Google recently released the 2024 Accelerate State of DevOps (DORA) report, and there were some holy shit moments in those 120 pages. Or–to phrase it more professionally–this year’s report has some very interesting and counterintuitive findings.
In particular this year the report rethinks some fundamental aspects of throughput and stability–time to restore is now being reconsidered as a measurement of throughput and rework rate is being added as a factor of stability. The report also makes it clear that while AI-enabled software delivery is here, its impacts on the system at large are mixed.

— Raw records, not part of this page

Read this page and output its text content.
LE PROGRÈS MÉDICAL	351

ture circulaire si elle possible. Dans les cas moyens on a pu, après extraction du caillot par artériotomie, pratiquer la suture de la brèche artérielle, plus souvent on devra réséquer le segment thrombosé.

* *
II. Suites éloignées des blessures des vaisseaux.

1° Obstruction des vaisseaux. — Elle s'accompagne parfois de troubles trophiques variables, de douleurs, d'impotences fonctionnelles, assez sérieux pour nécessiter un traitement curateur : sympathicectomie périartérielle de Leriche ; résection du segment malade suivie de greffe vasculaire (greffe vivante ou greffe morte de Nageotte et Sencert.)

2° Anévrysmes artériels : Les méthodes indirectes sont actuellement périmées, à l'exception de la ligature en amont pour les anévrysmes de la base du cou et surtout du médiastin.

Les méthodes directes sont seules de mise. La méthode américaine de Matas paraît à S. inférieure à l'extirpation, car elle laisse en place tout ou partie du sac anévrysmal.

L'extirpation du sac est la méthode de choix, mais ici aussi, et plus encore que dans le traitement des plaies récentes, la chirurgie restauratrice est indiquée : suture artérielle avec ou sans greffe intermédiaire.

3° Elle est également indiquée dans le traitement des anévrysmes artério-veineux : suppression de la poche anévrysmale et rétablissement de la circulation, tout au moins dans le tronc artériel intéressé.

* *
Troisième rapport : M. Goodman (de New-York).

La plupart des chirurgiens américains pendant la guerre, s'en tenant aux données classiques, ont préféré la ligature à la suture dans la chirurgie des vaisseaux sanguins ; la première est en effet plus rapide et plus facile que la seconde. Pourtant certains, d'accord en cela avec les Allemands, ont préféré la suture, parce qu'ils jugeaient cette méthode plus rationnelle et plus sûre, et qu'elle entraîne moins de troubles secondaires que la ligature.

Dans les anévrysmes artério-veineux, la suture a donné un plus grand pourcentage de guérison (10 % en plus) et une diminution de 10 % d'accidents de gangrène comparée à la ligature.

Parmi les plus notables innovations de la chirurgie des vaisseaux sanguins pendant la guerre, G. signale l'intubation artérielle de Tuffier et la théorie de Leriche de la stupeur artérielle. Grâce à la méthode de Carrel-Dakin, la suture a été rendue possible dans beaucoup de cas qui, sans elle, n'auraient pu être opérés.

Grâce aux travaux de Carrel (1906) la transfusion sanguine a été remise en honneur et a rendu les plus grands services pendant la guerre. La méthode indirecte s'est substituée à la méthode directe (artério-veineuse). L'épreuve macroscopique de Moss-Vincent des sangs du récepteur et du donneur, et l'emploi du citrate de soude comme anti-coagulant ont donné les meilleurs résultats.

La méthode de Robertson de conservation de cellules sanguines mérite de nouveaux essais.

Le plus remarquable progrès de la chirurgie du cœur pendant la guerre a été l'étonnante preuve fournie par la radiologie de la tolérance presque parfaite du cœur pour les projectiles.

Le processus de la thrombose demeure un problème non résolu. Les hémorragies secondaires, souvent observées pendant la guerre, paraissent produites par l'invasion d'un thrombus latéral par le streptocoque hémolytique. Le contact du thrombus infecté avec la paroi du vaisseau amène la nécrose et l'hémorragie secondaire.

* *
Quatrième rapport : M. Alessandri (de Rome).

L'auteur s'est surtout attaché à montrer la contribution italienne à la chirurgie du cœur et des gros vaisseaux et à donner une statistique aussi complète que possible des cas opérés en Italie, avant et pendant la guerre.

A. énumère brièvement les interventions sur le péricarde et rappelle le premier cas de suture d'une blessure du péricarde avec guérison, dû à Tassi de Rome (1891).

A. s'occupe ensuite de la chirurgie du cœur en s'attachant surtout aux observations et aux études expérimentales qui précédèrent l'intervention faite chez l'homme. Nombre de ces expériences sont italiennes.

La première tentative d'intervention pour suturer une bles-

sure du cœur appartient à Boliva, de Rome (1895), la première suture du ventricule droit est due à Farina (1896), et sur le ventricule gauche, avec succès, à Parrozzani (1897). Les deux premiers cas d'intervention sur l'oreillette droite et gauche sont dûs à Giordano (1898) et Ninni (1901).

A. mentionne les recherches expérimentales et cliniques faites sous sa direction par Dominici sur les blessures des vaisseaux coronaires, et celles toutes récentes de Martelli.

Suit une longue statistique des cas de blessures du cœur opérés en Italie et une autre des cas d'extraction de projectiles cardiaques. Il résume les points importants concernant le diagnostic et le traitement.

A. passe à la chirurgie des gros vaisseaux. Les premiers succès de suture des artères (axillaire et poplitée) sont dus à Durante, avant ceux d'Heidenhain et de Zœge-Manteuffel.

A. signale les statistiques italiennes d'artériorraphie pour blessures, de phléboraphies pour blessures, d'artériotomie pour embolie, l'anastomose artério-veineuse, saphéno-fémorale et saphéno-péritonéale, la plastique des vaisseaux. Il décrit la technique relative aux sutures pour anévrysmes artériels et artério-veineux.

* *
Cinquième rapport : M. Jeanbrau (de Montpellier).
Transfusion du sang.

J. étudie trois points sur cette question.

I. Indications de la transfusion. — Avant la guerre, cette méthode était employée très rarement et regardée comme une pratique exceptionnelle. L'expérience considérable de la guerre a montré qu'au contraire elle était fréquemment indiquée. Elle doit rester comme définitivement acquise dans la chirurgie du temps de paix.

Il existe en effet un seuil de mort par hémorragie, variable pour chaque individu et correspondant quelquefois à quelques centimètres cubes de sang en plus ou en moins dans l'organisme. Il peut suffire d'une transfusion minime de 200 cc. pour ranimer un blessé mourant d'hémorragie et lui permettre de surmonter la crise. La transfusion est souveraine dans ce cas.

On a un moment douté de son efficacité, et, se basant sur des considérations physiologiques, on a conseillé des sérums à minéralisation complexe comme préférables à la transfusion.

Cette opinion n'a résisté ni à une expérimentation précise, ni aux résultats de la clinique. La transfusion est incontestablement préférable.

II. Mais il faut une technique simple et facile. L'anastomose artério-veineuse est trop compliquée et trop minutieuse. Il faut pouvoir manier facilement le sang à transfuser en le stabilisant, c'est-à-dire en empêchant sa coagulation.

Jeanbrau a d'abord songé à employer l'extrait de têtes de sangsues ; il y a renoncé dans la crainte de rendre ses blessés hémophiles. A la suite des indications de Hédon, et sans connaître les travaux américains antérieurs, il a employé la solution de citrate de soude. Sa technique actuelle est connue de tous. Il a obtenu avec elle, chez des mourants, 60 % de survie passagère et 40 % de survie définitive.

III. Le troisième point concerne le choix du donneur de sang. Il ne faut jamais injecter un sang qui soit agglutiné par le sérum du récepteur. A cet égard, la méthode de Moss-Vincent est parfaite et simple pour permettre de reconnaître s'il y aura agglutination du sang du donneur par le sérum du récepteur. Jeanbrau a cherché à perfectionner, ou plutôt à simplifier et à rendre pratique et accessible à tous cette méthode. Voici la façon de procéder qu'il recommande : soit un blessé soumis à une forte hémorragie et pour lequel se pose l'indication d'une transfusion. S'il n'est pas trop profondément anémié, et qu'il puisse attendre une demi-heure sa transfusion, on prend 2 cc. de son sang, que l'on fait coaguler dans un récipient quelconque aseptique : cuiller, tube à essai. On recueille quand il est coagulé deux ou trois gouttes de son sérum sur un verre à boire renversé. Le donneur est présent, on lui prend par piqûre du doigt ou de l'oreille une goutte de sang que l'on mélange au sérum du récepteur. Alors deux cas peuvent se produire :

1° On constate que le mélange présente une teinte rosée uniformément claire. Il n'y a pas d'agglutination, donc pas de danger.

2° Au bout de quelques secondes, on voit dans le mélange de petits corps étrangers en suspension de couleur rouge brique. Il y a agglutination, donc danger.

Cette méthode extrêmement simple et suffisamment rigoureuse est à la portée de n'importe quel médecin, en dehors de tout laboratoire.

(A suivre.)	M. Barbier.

In regards to AI in particular, as some of these metrics contradict the industry narrative about the technology, I revisit the theory of constraints and hypothesize that writing code isn’t the bottleneck to deploying reliable applications.
Let’s dive in.
Quick background on the report methodology
The DORA report is created by surveying tens of thousands of technology professionals and aggregating the ensuing data, with the goal of determining if there are practices that are predictive of engineering excellence. The report is in its 10th year, originally conducted as part of Puppet Labs and then operating independently before being bought by Google in 2018.
For our discussion below, there is one element that is crucial to understanding the report’s methodology: this is a cluster analysis. (Don’t panic if you forgot statistics class; more below)
If you’ve seen anything from a DORA report, it is probably the table that describes how tiers of organizations perform across four key operational metrics. Here’s the one from 2024:
It’s important to understand that these values are not pre-defined benchmarks. The performance levels that a team needs to achieve to be placed in a specific low-medium-high-elite group can and do change year-to-year based on survey responses. The metrics by group are not static and change every year.
This variation year-to-year is because the low-medium-high-elite groupings are formed via cluster analysis, a process the 2024 report describes as “a statistical method that identifies responses that are similar to one another but distinct from other groups of responses.”
“This technique has no understanding of the semantics of responses–in other words, it doesn’t know what counts as a ‘good’ or ‘bad’ response for any of the measures.”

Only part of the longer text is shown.